Estimation of PCR efficiency by exponential fit. Three to five data points (filled circles) above threshold level are fitted by an exponential equation 1 to estimate PCR efficiency. Main frame: semi-logarithmic scale, inset: linear scale.

Figure 2

The PCR efficiencies of 330 samples from 25 training sets based on purified PCR product were estimated by exponential fit of three (crosses), four (circles), or five (triangles) data points above different threshold levels. The S.D. of PCR efficiency was calculated for each training set at every setting and the average values of the 25 sets are shown. The optimal range of settings includes all the settings corresponding to the crosses/circles/triangles below the horizontal line of S.D. = 0.02.

Figure 3

To translate the dissimilarity in efficiency that KOD identifies to minimal error in quantification, the following representative values were applied to equations 3 and 5: R_CT corresponding to 10¹⁰ molecules (for SYBR Green I) (18), E = 0.9, S.D. = 0.02 (filled circles), S.D. = 0.025 (open circles). Precision of 1 means no error in quantification.

Figure 4

Effect of improper background subtraction on the shape of the amplification curve.
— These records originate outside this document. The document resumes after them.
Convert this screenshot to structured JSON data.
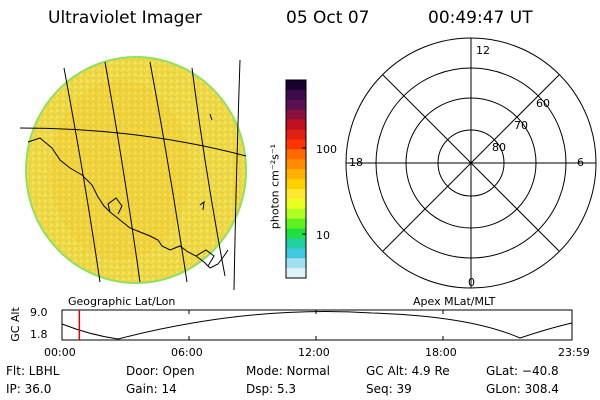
{
  "header": {
    "instrument": "Ultraviolet Imager",
    "date": "05 Oct 07",
    "time": "00:49:47 UT"
  },
  "colorbar": {
    "unit_label": "photon cm⁻²s⁻¹",
    "tick_100": "100",
    "tick_10": "10",
    "colors": [
      "#1a0030",
      "#3a0a4a",
      "#5a1050",
      "#8a1040",
      "#c01020",
      "#e02010",
      "#ff3300",
      "#ff6a00",
      "#ff8c00",
      "#ffb000",
      "#ffd000",
      "#ffe830",
      "#e8ff20",
      "#b0ff20",
      "#60f020",
      "#20e040",
      "#20d0a0",
      "#40c8e0",
      "#a0e0f0",
      "#e0f4f8"
    ]
  },
  "labels": {
    "left_panel": "Geographic Lat/Lon",
    "right_panel": "Apex MLat/MLT"
  },
  "polar": {
    "hour_12": "12",
    "hour_6": "6",
    "hour_18": "18",
    "hour_0": "0",
    "lat_60": "60",
    "lat_70": "70",
    "lat_80": "80"
  },
  "orbit": {
    "ylabel": "GC Alt",
    "y_top": "9.0",
    "y_bottom": "1.8",
    "times": [
      "00:00",
      "06:00",
      "12:00",
      "18:00",
      "23:59"
    ],
    "current_time_fraction": 0.034
  },
  "info": {
    "flt": "Flt: LBHL",
    "door": "Door: Open",
    "mode": "Mode: Normal",
    "gc_alt": "GC Alt: 4.9 Re",
    "glat": "GLat: −40.8",
    "ip": "IP: 36.0",
    "gain": "Gain: 14",
    "dsp": "Dsp:   5.3",
    "seq": "Seq: 39",
    "glon": "GLon: 308.4"
  }
}
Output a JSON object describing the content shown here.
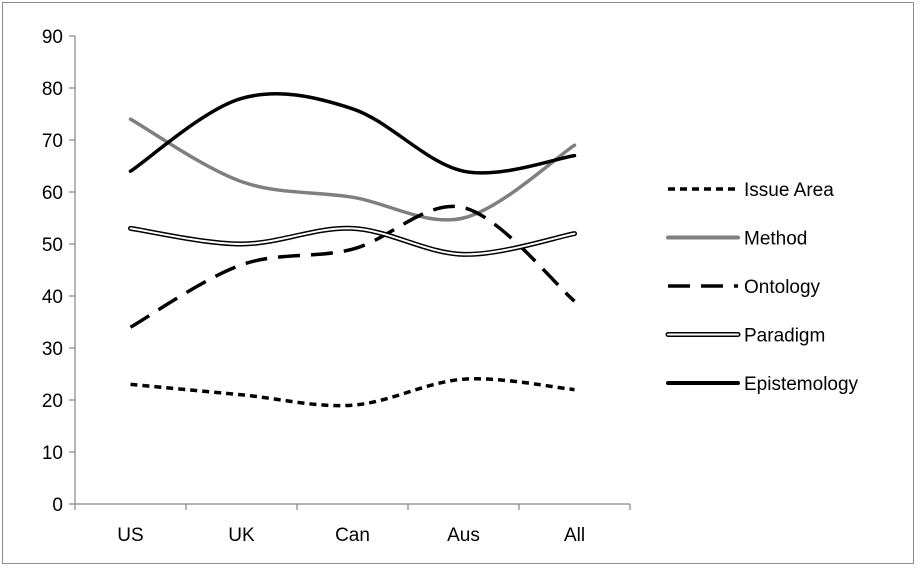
{
  "chart_data": {
    "type": "line",
    "categories": [
      "US",
      "UK",
      "Can",
      "Aus",
      "All"
    ],
    "ylim": [
      0,
      90
    ],
    "yticks": [
      0,
      10,
      20,
      30,
      40,
      50,
      60,
      70,
      80,
      90
    ],
    "grid": false,
    "legend_position": "right",
    "series": [
      {
        "name": "Issue Area",
        "values": [
          23,
          21,
          19,
          24,
          22
        ],
        "color": "#000000",
        "style": "dotted"
      },
      {
        "name": "Method",
        "values": [
          74,
          62,
          59,
          55,
          69
        ],
        "color": "#7f7f7f",
        "style": "solid"
      },
      {
        "name": "Ontology",
        "values": [
          34,
          46,
          49,
          57,
          39
        ],
        "color": "#000000",
        "style": "dashed"
      },
      {
        "name": "Paradigm",
        "values": [
          53,
          50,
          53,
          48,
          52
        ],
        "color": "#000000",
        "style": "double"
      },
      {
        "name": "Epistemology",
        "values": [
          64,
          78,
          76,
          64,
          67
        ],
        "color": "#000000",
        "style": "solid"
      }
    ]
  }
}
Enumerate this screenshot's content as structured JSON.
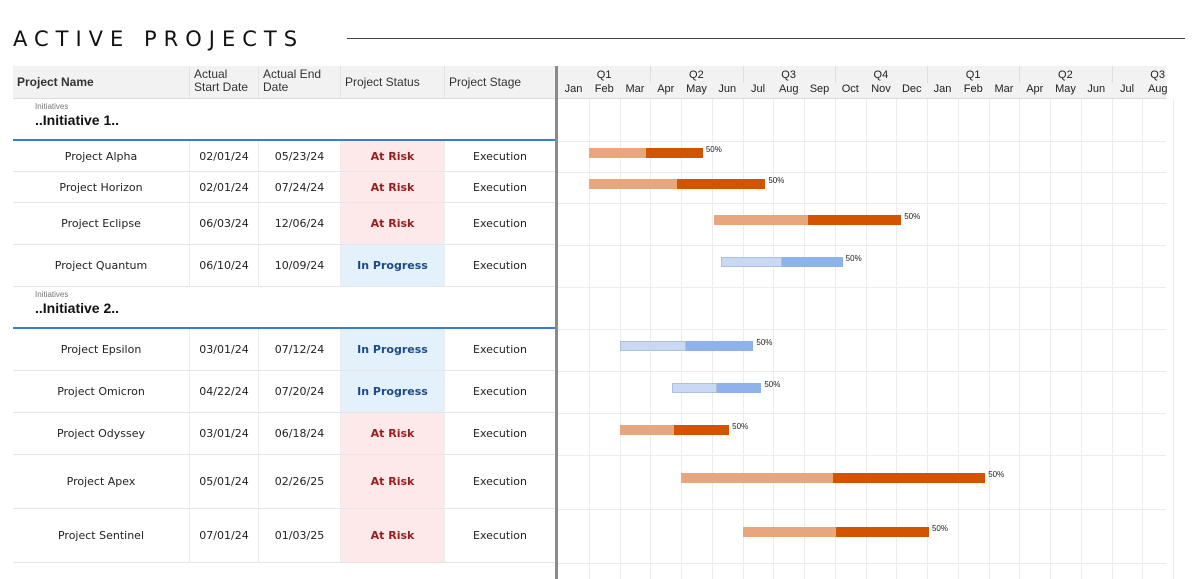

Data points from a sample with properly subtracted background (filled circles) fall on a straight line in the exponential phase of the amplification curve, while under background subtracted (stars) and over background subtracted amplification curves (triangles, inset only) form concave and convex shapes, respectively.

Figure 5

Effect of PCR inhibition on CT and slope of amplification curve of uninhibited (circles) and inhibited (solid line) samples with equal starting number of template molecules from the dNTP titration experiment. The inhibited samples have flatter slope and reach the threshold later. Dashed lines indicate the confidence interval with slope and CT of minimally detected outliers.

Figure 6

Dilution series of purified PCR product was used as a training set (crosses) for outlier detection in test samples (circles) containing equal starting numbers of template molecules as the encircled concentration in the dilution series, but with elevated concentrations of dNTP as inhibitor. PCR efficiency was estimated by exponential fit in the optimal range of setting and plotted versus CT. The central line is the mean and the dotted lines indicate 95% confidence interval of the efficiency.